Although two different actors play the part (Elena Anaya for Vera & Jan Cornet for Vicente) Almodovar cleverly cast Cornet for the part of Vicente because his body frame is a tad bit small for an average man which makes the male to female transformation angle more believable (midway in to the film I found myself noticing how tiny he is but when its revealed that he's to be transformed in to a woman, it all made sense).
There's some underrated imagery in The Skin I Live In. Almodovar even throws in a Bergman/Persona reference...
I understand the revenge aspect of the story but once Almodovar throws in the love angel I get completely thrown off. One minute you want revenge on the person who raped your daughter and triggered her suicide then you end up falling in love with the very same person later on? I get that Vicente has been completely changed in to someone else but I thought this element of the story was a little strange.
Upon my initial (and only) viewing of The Skin I Live In, I wasn't sure if I liked this or not. It felt like an odd mixture of The Bride Of Frankenstein & Oldboy with a touch of Hitchcock. But over time I grew to appreciate it very much. The Skin I Live In is surprisingly darker than I thought it would be and Antonio Banderas' over the top acting, which is sometimes difficult to take seriously, fits perfectly with the tone of the film. It's as if he drew upon Dr. Mabuse, Caligari & Nick Cavanaugh (Boxing Helana) for inspiration.

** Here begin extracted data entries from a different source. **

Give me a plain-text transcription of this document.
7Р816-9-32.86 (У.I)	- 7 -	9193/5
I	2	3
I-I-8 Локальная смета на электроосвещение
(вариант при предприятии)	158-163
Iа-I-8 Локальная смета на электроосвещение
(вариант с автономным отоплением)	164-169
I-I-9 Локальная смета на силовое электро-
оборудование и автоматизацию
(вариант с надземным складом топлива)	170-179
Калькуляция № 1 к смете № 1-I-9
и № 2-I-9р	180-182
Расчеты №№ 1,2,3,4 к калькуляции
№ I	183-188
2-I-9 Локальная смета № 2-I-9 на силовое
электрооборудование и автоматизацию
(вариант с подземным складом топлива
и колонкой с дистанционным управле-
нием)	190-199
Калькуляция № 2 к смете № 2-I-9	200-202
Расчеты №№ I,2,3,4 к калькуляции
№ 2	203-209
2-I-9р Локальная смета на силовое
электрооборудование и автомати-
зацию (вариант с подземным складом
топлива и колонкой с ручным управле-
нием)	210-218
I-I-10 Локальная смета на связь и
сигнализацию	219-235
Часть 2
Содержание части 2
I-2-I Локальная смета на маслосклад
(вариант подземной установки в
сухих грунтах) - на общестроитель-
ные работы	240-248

For something directed by such a big name, The Skin I Live In certainly came and went pretty quickly in the U.S. I wrote about this from memory (I saw it over two years ago) so I guess that says something about the small impact it had on me. Almodovar seems to be returning to form with his latest film (I'm So Excited) which makes The Skin I Live In stand out more among his recent body of work. I'm always hesitant to say this when it comes to recent work of important modern filmmakers but The Skin I Live In may be one of Almosovar's best.